Here is what I do. I read the novel with pen in hand, taking copious notes. This is a discouraging process, because my inner critic cannot help jeering at me (“You mean you did not NOTICE that you used the SAME ridiculous plot contrivance TWICE in one novel when ONCE would have been too much?”) but I let my inner critic have her say. I don’t care how savage she gets. I note it all down, and then I cry quietly into my pillow for a while.

After that, I put my notes away and I don’t look at the novel for at least two weeks. I don’t try to fix anything that’s wrong with it. Then, when I am feeling more sane, I get out the novel and the notes, and I make the revisions the book really needs. Then I’m done. I mean really done, with just one more read-through for typos before I lay in chocolate and wine to get through the rejection process.

How do I know that? How do I know that *this* round of revisions is the last? I know because of the viciousness of my inner critic, and the hopelessness with which I view the manuscript. Earlier in the process, when I am not nearly done, I feel a lot more optimistic. (“Oh, there’s a plot hole! I can fix that in a jiffy! Who gives a rat’s ass about this character? Well, I’ll just add a few charming foibles and we’ll be all set.”)

I know this about myself and the process because I have been through the process before and sometimes I have come up short—I stopped too soon. Other times I did not, and someone sent me a contract and a check. But if I don’t eventually stop, I can’t get that contract and that check. So the key is to reach the point of existential despair, and then I know I’m set.

If you have a more rational process, I would love to hear about it.


  1. Wow. I know it's important for everyone to find their own process.

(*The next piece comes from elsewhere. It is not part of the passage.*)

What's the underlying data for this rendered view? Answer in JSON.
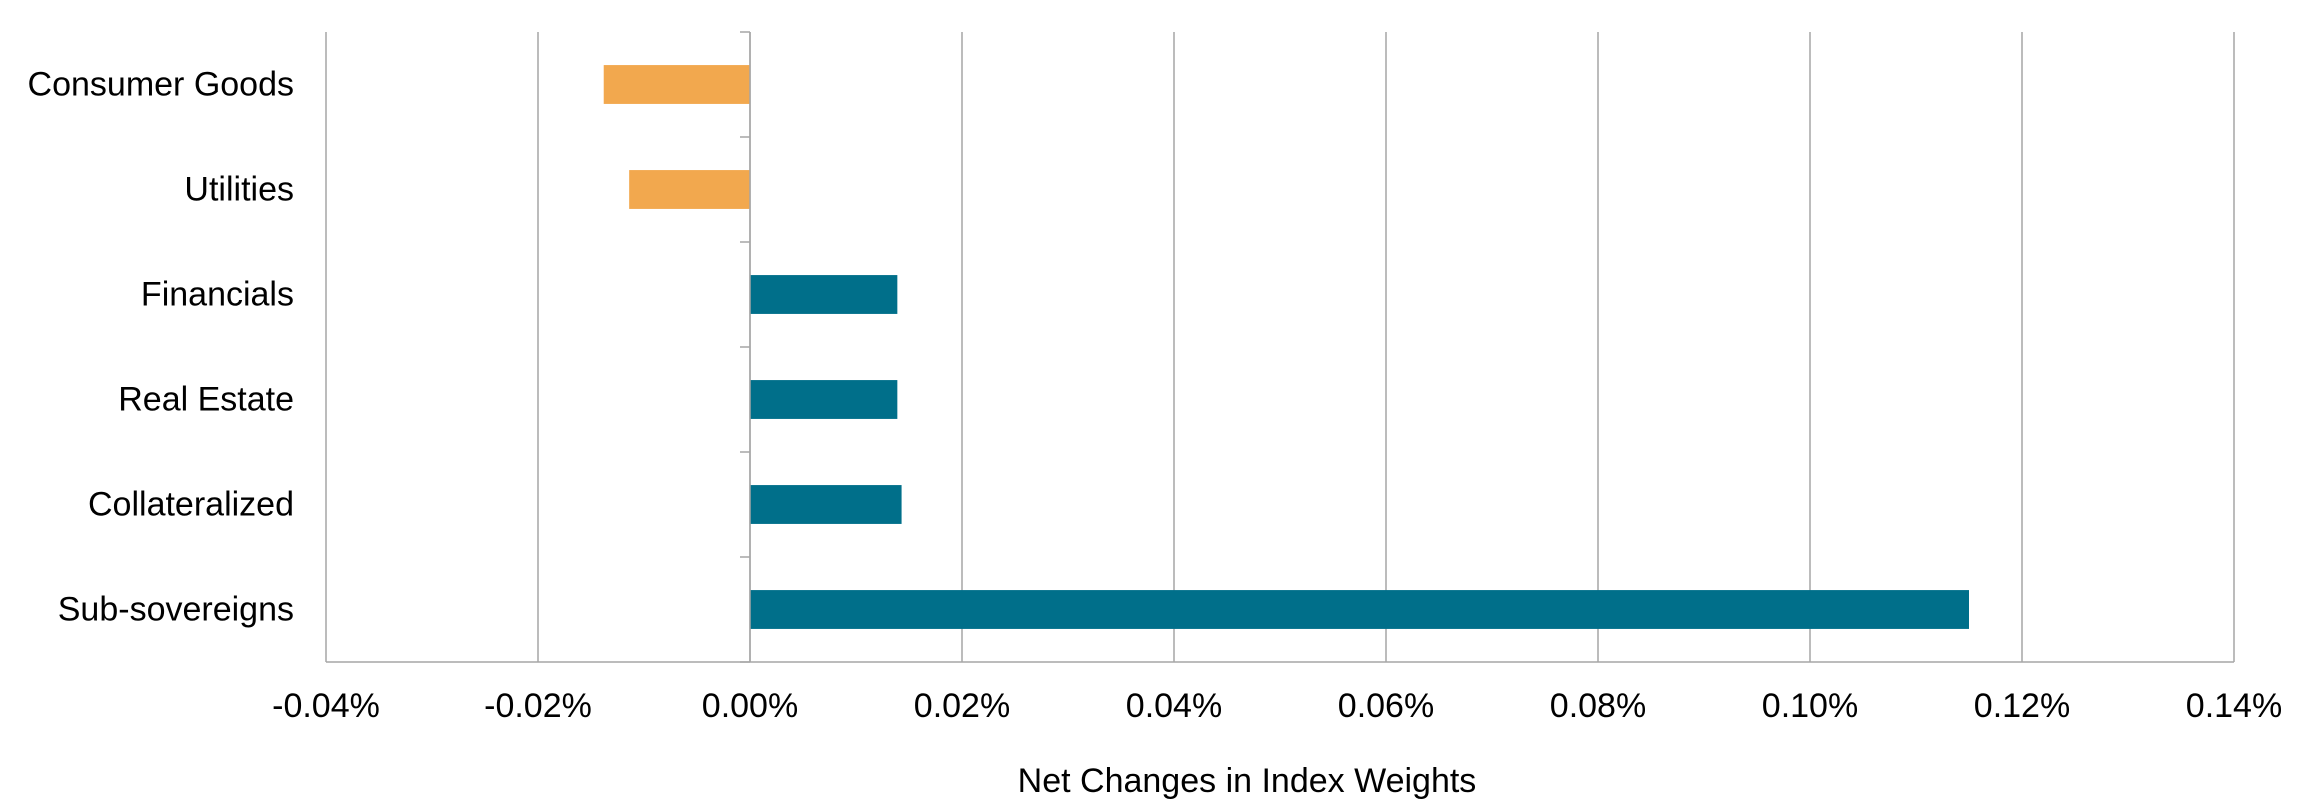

I would edit mine to death if I didn't stop myself.

  2. That makes me laugh.

    I too set things aside when I've decided they're too awful for words. When I come back to them after a day or two (we're talking copywriting, here; nothing so long as a novel), often I find the work is nowhere near as terrible as I'd thought. Sometimes it's even quite good, and it only needs tweaking and proofing.

  3. Well, am not a writer, dry corporate reports & idle musings on blogger aside, but I'll read anything you put out there, egg sucking & existential despair aside. So there!

  4. I have a related problem: writing story proposals for magazines and then, just when I think I've got a terrific story framed in a sell-able way with an irresistible hook (or character or surprising contrast), I send it to a close writer friend or three. Their honest appraisals hurt — it's often clear they are not as enamored as I about the story. I let myself wallow for a day, but then I have to fold in their responses with what I'm trying to convey. It's all good in the long run. But that "I don't know what the hell I'm doing" moment is tough every time.

  5. How reassuring! I didn't really think I was the only one who mutters 'this is such shit' as I write, but it really helps to hear that someone whose writing is genuinely good does the same thing. Just part of the package, I guess. Thanks for the laugh and the reality check.

  6. This is why I don't write. My inner critic has such a stranglehold on my voice I can't even get my writing on the page in the first place. I believed the vicious things the critic said. I'm trying to push past that now.